Odd no one has heard children are often born with different colored hair. I’m blonde and my ex was blonde as a child. Our son was born with almost black hair, then it slowly lightened up to almost white, he was a total toe-head and is still dark blond in his mid 20s.

There was never a question about his paternity regardless. These people are ridiculous and I’d cut them all out of my life, focus on my new baby and move on. In case anyone wondered. You don’t go to hell for not taking an ex-AH back either! Screw them!

YouthNAsia63

Ya know what? Social media is vastly overrated. Why don’t you take a break from it for a week or a year or two? And mute your phone. Nobody is saying anything new.

Your husband and his community of flying monkeys treated you abominably. Thank god for DNA tests to prove you aren’t a cheater. By their actions, they all showed their butts. You don’t have to accept their demand that you get over it and forgive them.

Your loving husband may say he is sorry… now. But take him to court and make him sorry. Best of luck. NTA

VoyagerVII

Make sure to document EVERYTHING he and his family have been doing to you.
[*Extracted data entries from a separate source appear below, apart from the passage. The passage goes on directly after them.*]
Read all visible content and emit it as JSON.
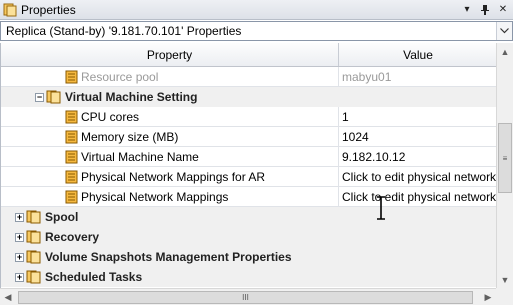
{
  "titlebar": {
    "title": "Properties",
    "dropdown_glyph": "▾",
    "pin_glyph": "ᵖ",
    "close_glyph": "✕"
  },
  "selector": {
    "value": "Replica (Stand-by)  '9.181.70.101' Properties",
    "arrow": "⌄"
  },
  "grid": {
    "headers": {
      "property": "Property",
      "value": "Value"
    },
    "rows": [
      {
        "kind": "prop",
        "label": "Resource pool",
        "value": "mabyu01",
        "disabled": true
      },
      {
        "kind": "cat",
        "label": "Virtual Machine Setting",
        "expander": "−"
      },
      {
        "kind": "prop",
        "label": "CPU cores",
        "value": "1"
      },
      {
        "kind": "prop",
        "label": "Memory size (MB)",
        "value": "1024"
      },
      {
        "kind": "prop",
        "label": "Virtual Machine Name",
        "value": "9.182.10.12"
      },
      {
        "kind": "prop",
        "label": "Physical Network Mappings for AR",
        "value": "Click to edit physical network"
      },
      {
        "kind": "prop",
        "label": "Physical Network Mappings",
        "value": "Click to edit physical network"
      },
      {
        "kind": "cat",
        "label": "Spool",
        "expander": "+"
      },
      {
        "kind": "cat",
        "label": "Recovery",
        "expander": "+"
      },
      {
        "kind": "cat",
        "label": "Volume Snapshots Management Properties",
        "expander": "+"
      },
      {
        "kind": "cat",
        "label": "Scheduled Tasks",
        "expander": "+"
      }
    ]
  },
  "scrollbars": {
    "up": "▲",
    "down": "▼",
    "left": "◀",
    "right": "▶",
    "v_grip": "≡",
    "h_grip": "III"
  },
  "colors": {
    "icon_orange": "#f0a020",
    "icon_dark": "#8a5a00",
    "disabled_text": "#9a9a9a",
    "category_bg": "#f0f0f0"
  }
}
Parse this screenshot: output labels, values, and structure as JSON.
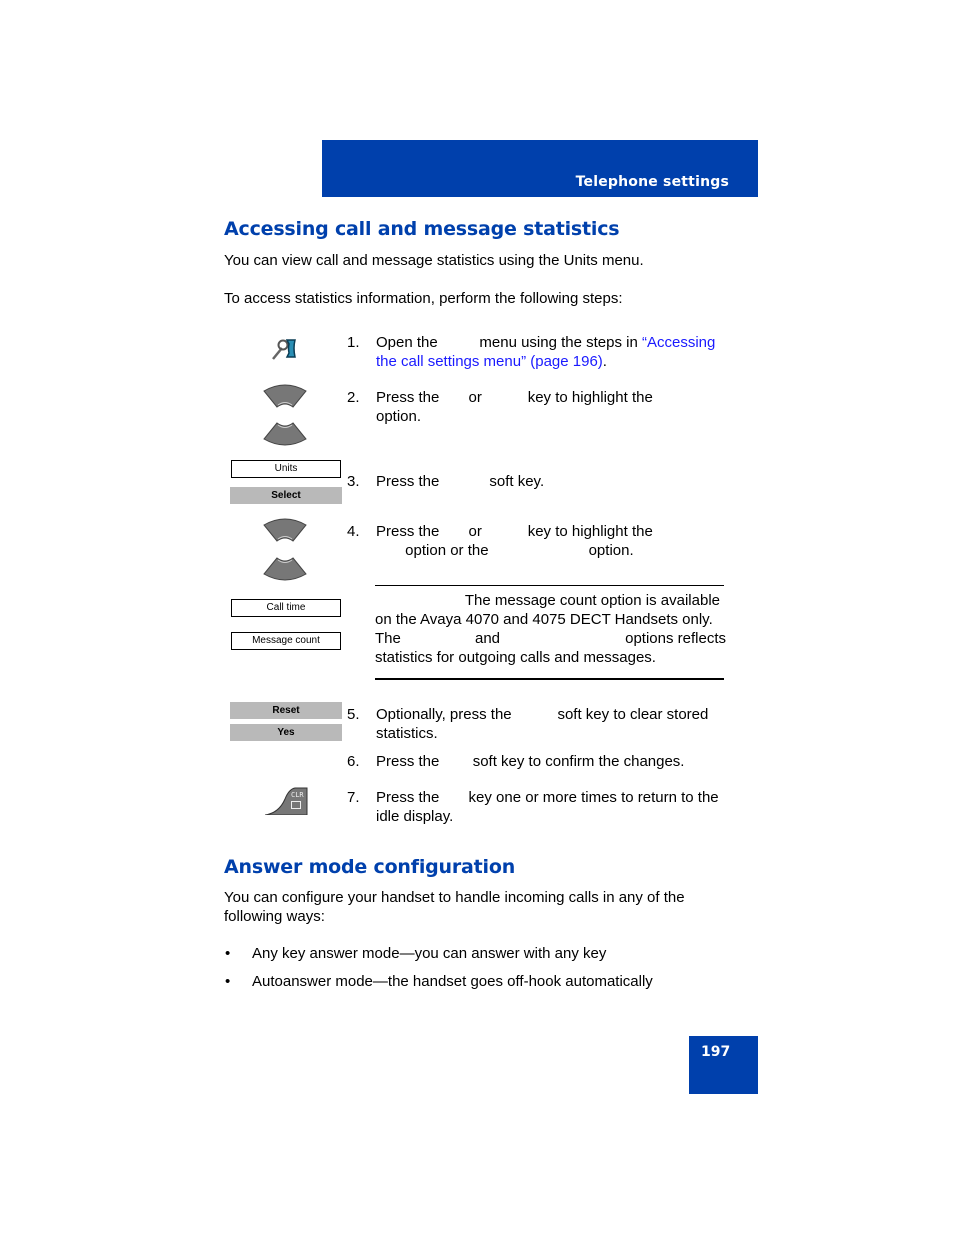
{
  "header": {
    "section_title": "Telephone settings"
  },
  "section1": {
    "heading": "Accessing call and message statistics",
    "intro": "You can view call and message statistics using the Units menu.",
    "lead": "To access statistics information, perform the following steps:",
    "steps": [
      {
        "num": "1.",
        "text_before": "Open the          menu using the steps in ",
        "link": "“Accessing the call settings menu” (page 196)",
        "text_after": "."
      },
      {
        "num": "2.",
        "line1": "Press the       or           key to highlight the",
        "line2": "option."
      },
      {
        "num": "3.",
        "line1": "Press the            soft key."
      },
      {
        "num": "4.",
        "line1": "Press the       or           key to highlight the",
        "line2": "       option or the                        option."
      },
      {
        "num": "5.",
        "line1": "Optionally, press the           soft key to clear stored",
        "line2": "statistics."
      },
      {
        "num": "6.",
        "line1": "Press the        soft key to confirm the changes."
      },
      {
        "num": "7.",
        "line1": "Press the       key one or more times to return to the",
        "line2": "idle display."
      }
    ],
    "note": {
      "line1": "The message count option is available",
      "line2": "on the Avaya 4070 and 4075 DECT Handsets only.",
      "line3_a": "The",
      "line3_b": "and",
      "line3_c": "options reflects",
      "line4": "statistics for outgoing calls and messages."
    },
    "icons": {
      "settings": "settings-wrench-phone-icon",
      "nav_up": "navigation-up-key-icon",
      "nav_down": "navigation-down-key-icon",
      "clear_key": "clr-key-icon",
      "clear_key_label": "CLR"
    },
    "display_items": {
      "units": "Units",
      "call_time": "Call time",
      "message_count": "Message count"
    },
    "soft_keys": {
      "select": "Select",
      "reset": "Reset",
      "yes": "Yes"
    }
  },
  "section2": {
    "heading": "Answer mode configuration",
    "intro_line1": "You can configure your handset to handle incoming calls in any of the",
    "intro_line2": "following ways:",
    "bullets": [
      "Any key answer mode—you can answer with any key",
      "Autoanswer mode—the handset goes off-hook automatically"
    ],
    "bullet_char": "•"
  },
  "footer": {
    "page_number": "197"
  }
}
It should all go before the court -- it'll make a difference in what they give you as a parenting plan. Filing for an order of protection against all of them (the ex, the mother and the pastor) would be wise as well.

And if they try to show up and berate you again, take out your phone and videotape everything they say or do. Very visibly. If they know that videotape will go in front of the court, they may change their minds about what they were planning to say.

sanguineelohim

Sounds like she's escaping hell rather than heading to it. Thank goodness they all showed who they really were right away. Now she won't waste years of her bright and beautiful future. And congratulations on your new wee bairn. NTA op!

AdmirableAvocado

NTA. There's no hate like christian love. The sooner you get away from this circus the better. Don't apologise, don't look back. They are not worth your time. You did nothing wrong at all whatsoever, don't let anyone tell you otherwise.

Kuchi_Kopi_49

NTA. Ask the pastor and your MIL if they harassed the father and told him to forgive you for your ‘lapse in judgement’ when they all thought you cheated. If they didn’t, then they’re hypocrites.

Roll-Roll-Roll

Out of sheer selfish curiosity, if you could get him to cut ties with his family & church, would you take your husband back? He betrayed you in spectacular fashion, but most of your post is about his family and church community.

The OP responded:

gingernutbiscuitss

Never. I'd rather drink bleach than be with that idiot again

Do you think she should take her husband back has he and his family acted in a way that is indicative of deeper issues? Also, was she right to call the police on the pastor?